Bahan bekas yang dikumpulkan dilebur menjadi logam cair melalui proses peleburan, logam cair tersebut dimurnikan melalui proses pemurnian, terak dipisahkan dari logam cair yang telah dimurnikan melalui proses pemisahan terak, dan logam cair tersebut dimurnikan kembali untuk proses pengecoran guna menghasilkan paduan sekunder atau paduan pengecoran.

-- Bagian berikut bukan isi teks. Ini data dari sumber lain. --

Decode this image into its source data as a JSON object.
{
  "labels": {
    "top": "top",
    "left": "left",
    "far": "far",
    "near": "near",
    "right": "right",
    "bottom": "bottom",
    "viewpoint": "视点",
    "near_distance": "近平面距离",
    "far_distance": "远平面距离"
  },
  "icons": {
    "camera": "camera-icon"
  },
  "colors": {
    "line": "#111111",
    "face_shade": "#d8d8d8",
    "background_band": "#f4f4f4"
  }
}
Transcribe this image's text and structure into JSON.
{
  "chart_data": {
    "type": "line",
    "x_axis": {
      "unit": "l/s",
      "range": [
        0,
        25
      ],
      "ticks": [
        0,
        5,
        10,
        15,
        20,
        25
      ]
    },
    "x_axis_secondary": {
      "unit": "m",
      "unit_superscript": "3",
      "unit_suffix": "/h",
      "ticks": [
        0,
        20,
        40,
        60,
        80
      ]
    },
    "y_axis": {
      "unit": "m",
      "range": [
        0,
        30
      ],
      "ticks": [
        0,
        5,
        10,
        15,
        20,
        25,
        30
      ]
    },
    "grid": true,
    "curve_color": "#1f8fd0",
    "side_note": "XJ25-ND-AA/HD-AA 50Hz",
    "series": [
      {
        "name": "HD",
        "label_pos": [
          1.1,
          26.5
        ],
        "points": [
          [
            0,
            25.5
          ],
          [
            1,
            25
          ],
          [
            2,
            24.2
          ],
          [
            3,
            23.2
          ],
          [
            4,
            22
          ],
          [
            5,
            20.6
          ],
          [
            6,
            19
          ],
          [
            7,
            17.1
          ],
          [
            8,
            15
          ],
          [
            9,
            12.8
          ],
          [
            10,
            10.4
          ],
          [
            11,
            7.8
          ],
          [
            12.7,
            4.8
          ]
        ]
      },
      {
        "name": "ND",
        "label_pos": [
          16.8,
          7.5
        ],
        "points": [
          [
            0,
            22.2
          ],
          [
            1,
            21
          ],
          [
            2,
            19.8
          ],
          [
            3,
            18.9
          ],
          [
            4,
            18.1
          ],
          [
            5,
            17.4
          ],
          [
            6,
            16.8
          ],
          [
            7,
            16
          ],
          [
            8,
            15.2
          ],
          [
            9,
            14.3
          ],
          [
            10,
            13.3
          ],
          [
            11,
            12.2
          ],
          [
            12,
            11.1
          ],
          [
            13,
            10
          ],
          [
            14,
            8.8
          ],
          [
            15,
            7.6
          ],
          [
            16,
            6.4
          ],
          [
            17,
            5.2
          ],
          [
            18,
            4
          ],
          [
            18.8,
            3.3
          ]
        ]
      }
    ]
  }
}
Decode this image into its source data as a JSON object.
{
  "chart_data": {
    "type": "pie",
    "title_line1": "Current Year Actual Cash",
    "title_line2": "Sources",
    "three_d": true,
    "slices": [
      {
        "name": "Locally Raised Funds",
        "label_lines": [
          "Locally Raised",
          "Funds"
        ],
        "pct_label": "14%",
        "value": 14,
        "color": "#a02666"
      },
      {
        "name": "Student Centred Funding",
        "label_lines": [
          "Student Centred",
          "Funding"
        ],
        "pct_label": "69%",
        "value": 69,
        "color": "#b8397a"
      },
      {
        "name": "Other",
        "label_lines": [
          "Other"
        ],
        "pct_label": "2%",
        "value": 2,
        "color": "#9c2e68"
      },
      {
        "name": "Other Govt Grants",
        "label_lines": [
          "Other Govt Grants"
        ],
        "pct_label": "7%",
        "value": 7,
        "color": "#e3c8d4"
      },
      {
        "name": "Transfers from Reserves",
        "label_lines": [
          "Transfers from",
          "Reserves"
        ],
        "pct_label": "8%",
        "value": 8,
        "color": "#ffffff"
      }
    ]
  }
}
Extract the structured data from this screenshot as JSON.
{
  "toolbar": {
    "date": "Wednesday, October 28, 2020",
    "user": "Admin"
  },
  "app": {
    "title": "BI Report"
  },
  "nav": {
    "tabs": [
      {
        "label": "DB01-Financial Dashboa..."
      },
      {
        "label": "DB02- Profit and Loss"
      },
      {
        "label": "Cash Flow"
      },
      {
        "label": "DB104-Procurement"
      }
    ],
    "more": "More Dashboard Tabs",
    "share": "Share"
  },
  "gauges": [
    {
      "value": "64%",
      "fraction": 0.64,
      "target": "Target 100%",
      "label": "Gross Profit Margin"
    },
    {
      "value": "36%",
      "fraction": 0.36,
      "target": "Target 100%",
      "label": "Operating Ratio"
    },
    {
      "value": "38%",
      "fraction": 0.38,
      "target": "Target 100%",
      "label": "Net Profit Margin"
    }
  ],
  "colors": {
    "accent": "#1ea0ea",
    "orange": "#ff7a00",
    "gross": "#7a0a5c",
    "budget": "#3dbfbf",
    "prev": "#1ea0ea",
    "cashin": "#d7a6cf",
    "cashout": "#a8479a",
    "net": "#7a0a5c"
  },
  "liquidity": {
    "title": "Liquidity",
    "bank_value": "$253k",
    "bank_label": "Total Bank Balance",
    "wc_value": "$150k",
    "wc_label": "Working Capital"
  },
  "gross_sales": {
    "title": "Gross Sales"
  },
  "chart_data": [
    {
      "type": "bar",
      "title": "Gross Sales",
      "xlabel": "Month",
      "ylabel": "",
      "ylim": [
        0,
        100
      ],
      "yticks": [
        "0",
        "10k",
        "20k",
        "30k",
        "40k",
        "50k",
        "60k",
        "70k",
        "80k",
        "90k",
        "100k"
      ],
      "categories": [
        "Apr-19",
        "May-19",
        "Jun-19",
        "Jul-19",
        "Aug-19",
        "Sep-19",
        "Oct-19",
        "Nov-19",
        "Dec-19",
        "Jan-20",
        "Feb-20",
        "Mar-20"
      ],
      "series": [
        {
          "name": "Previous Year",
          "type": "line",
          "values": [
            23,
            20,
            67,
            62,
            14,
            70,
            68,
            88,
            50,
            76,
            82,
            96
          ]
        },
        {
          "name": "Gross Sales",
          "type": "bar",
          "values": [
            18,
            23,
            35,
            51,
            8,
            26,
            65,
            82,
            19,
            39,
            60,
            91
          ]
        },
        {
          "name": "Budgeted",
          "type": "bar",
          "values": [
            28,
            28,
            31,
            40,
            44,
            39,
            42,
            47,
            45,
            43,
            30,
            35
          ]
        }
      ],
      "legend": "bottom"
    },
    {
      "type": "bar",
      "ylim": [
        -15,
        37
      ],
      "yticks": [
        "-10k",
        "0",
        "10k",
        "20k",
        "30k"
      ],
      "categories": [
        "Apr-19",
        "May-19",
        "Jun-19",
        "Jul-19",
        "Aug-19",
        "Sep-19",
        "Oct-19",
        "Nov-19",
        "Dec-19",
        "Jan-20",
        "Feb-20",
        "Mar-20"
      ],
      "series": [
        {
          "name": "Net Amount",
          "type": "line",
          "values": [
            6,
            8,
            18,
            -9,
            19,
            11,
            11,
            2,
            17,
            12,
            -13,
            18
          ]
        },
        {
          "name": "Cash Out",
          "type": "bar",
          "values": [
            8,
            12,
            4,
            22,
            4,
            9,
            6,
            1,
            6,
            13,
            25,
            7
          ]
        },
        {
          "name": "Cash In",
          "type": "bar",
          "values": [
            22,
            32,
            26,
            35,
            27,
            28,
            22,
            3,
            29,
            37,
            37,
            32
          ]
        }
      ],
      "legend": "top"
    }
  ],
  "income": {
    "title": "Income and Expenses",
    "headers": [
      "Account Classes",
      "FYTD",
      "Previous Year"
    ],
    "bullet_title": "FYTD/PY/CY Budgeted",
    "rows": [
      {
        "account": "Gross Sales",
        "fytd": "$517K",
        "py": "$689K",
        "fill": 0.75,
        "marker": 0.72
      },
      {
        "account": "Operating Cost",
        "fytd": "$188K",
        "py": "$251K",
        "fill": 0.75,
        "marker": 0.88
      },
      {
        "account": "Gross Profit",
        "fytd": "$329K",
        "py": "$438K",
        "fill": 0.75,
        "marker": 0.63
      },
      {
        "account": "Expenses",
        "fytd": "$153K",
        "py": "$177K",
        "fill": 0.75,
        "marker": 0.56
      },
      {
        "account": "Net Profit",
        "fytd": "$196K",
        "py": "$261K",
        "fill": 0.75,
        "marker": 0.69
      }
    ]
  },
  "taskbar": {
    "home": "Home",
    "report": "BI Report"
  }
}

Untuk menghasilkan logam cair melalui pemanasan dalam tungku. Bahan organik yang menempel pada bahan baku serta oksida yang dihasilkan dari proses peleburan membentuk berbagai inklusi dalam logam cair. Inklusi dan logam tersebut bercampur untuk membentuk terak di bawah pengaruh mesin pemurnian, dan terak tersebut mengapung ke permukaan. Slag merupakan penyebab utama cacat produk, sehingga harus dihilangkan. Namun, karena slag mengandung kadar logam yang tinggi, akan terjadi kehilangan logam jika slag yang mengandung logam tersebut dibuang. Oleh karena itu, logam yang terkandung dalam slag harus dikembalikan ke logam cair sebanyak mungkin, dan inklusi harus dihilangkan secara efektif hanya melalui proses penghilangan slag.
Proses penghilangan terak yang umum dilakukan adalah dengan menyemprotkan fluks halogen ke permukaan logam cair agar fluks halogen tersebut bercampur dengan terak. Fluks halogen bereaksi dengan partikel-partikel aluminium halus yang terkandung dalam terak. Reaksi tersebut menghasilkan panas reaksi, yang memanaskan terak untuk meningkatkan kelancaran aliran logam yang terkandung di dalamnya, sehingga logam tersebut kembali ke dalam logam cair. Metode degassing yang umum dikenal adalah dengan meniupkan fluks ke dalam logam cair bersama dengan gas inert seperti nitrogen atau argon. Proses degassing dan proses penghilangan terak merupakan proses pemurnian logam cair yang sangat penting, yang digunakan untuk membersihkan logam cair dan meningkatkan kualitas produk.
Metode pengolahan paduan aluminium cair mencakup langkah-langkah berikut: melebur limbah yang mengandung paduan aluminium menjadi logam cair; dan melebur limbah paduan aluminium. Terak yang dihasilkan dalam proses pemurnian logam cair dengan menggunakan bahan pemurnian sebagai bahan pengolah terak.
Flux yang digunakan dalam pengolahan paduan aluminium cair diterapkan dengan menyemprotkan pelarut ke permukaan logam cair, memaksa flux masuk ke dalam logam cair, dan menghembuskan flux bersama dengan gas inert. Metode ini melibatkan penyuntikan gas (misalnya, nitrogen) ke dalam logam cair atau penyuntikan fluks padat dengan bentuk dan ukuran yang telah disesuaikan ke dalam logam cair. Sebaiknya, metode yang tepat ditentukan secara selektif sesuai dengan jenis dan kapasitas tungku serta tingkat pengolahan logam cair yang diinginkan.